Zunächst müssten die politischen Prozesse in Europa vereinfacht werden, wogegen sich die Führer von Nationalstaaten wie Macron ja selbst immer wehren. Der Einfluss der Nationalstaaten ist so stark, dass die Regierungsvertreter der europäischen Länder die Gesetze bestimmen. Die ausführenden Gewalten Europas, also die Exekutive, spielen gleichzeitig auch die Legislative. Diejenigen, die die Gesetze ausführen und überwachsen sollen, machen sie auch.

Zwar haben sich die von den europäischen Völkern entsandten Abgeordneten im Europaparlament in den zurückliegenden Jahren mehr und mehr Autorität erarbeitet, doch den Präsidenten des Europäischen Rates beispielsweise – derzeit ist das der Pole Donald Tusk – dürfen die Volksvertreter nicht wählen. Der Rat, die Versammlung der Regierungschefs aller Nationalstaaten, sucht sich dazu selbst einen Politiker, den man für diplomatisch genug hält, die zahlreichen Konflikte zwischen den Ländern der EU zu lösen.

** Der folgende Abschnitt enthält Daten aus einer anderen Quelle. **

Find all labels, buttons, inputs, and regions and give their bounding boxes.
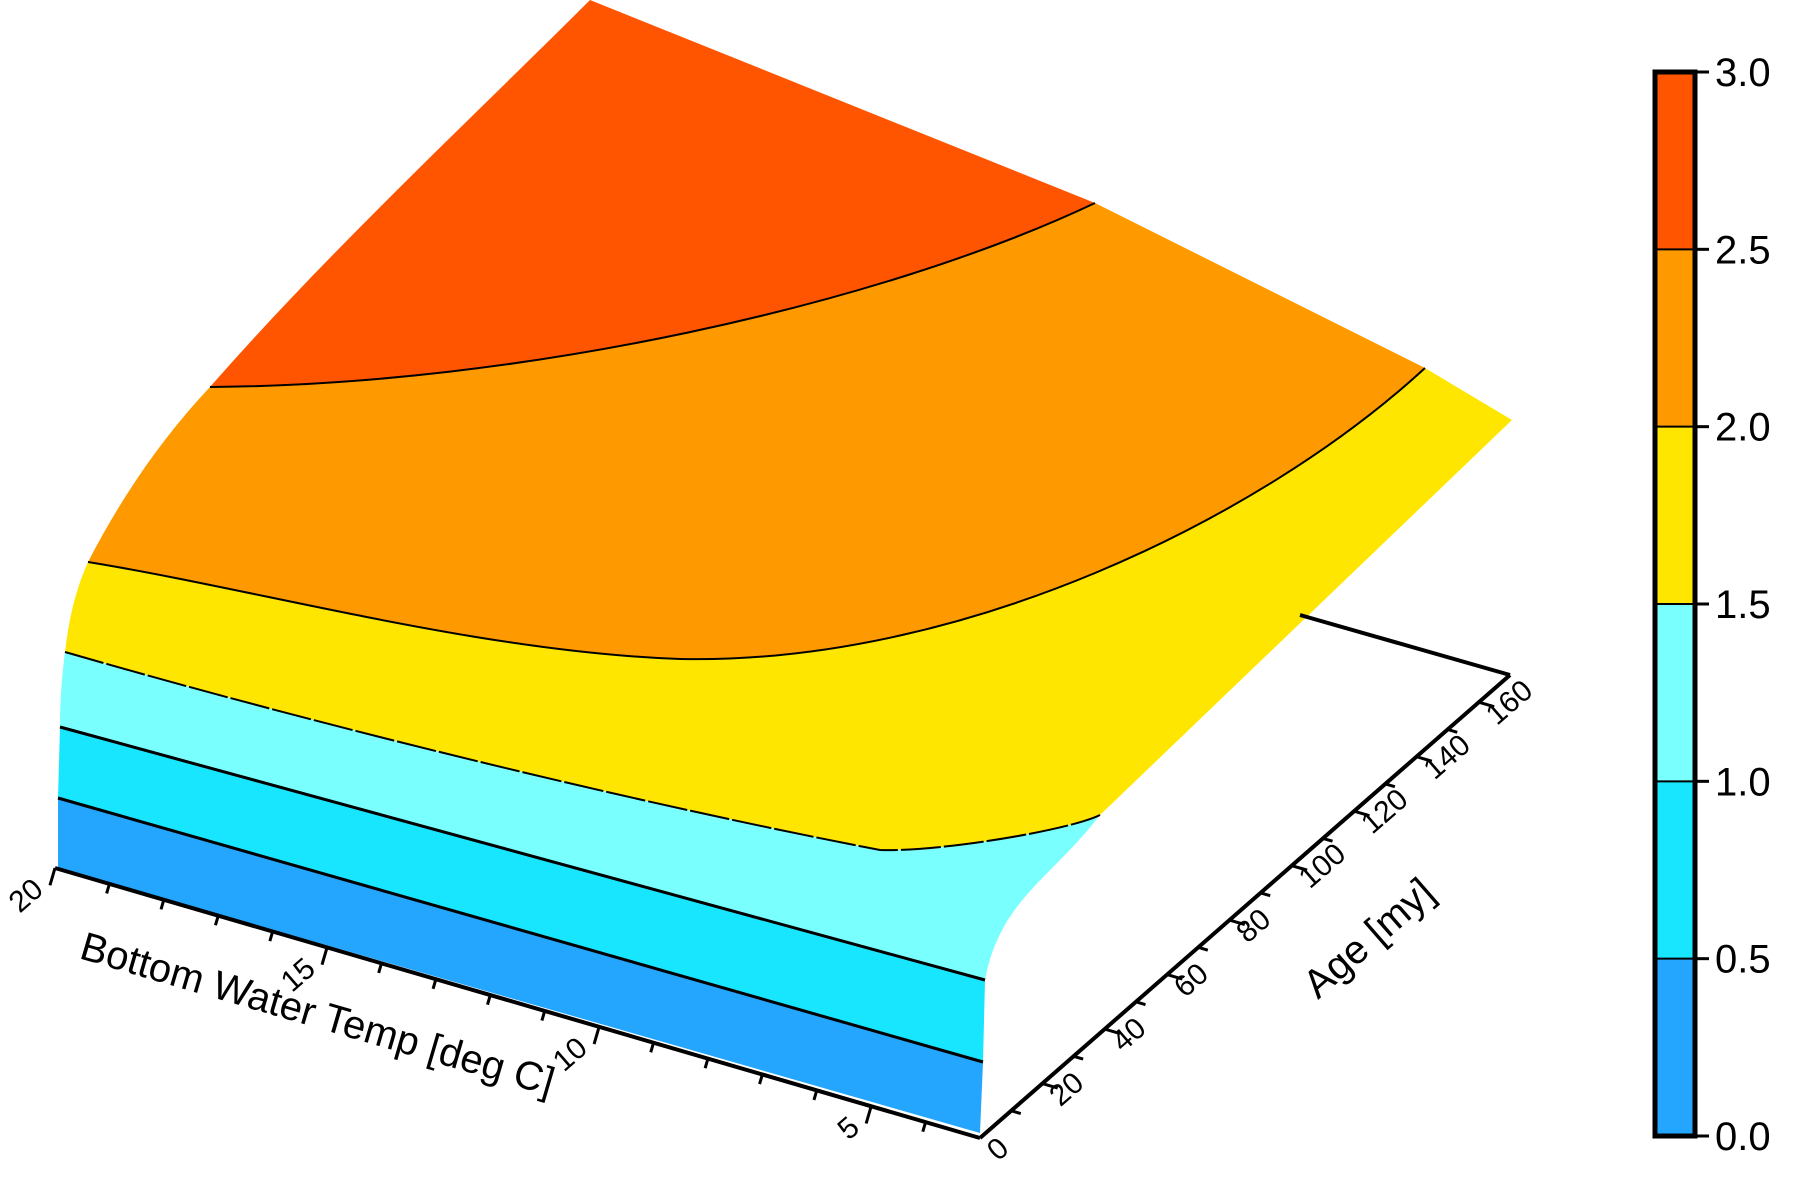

Das klingt nach intransparentem Gemauschel im Hinterzimmer. Ähnliches wirft man den Staatenlenkern bei der Suche nach einem neuen Präsidenten der Europäischen Kommission vor, sozusagen dem Bundeskanzler der EU. Den darf das Parlament zwar wählen. Es gibt dazu allerdings nur einen Vorschlag vom Europäischen Rat.

Wer Europa reformieren will, muss erst einmal die Entscheidungswege vereinfachen und dann demokratisieren.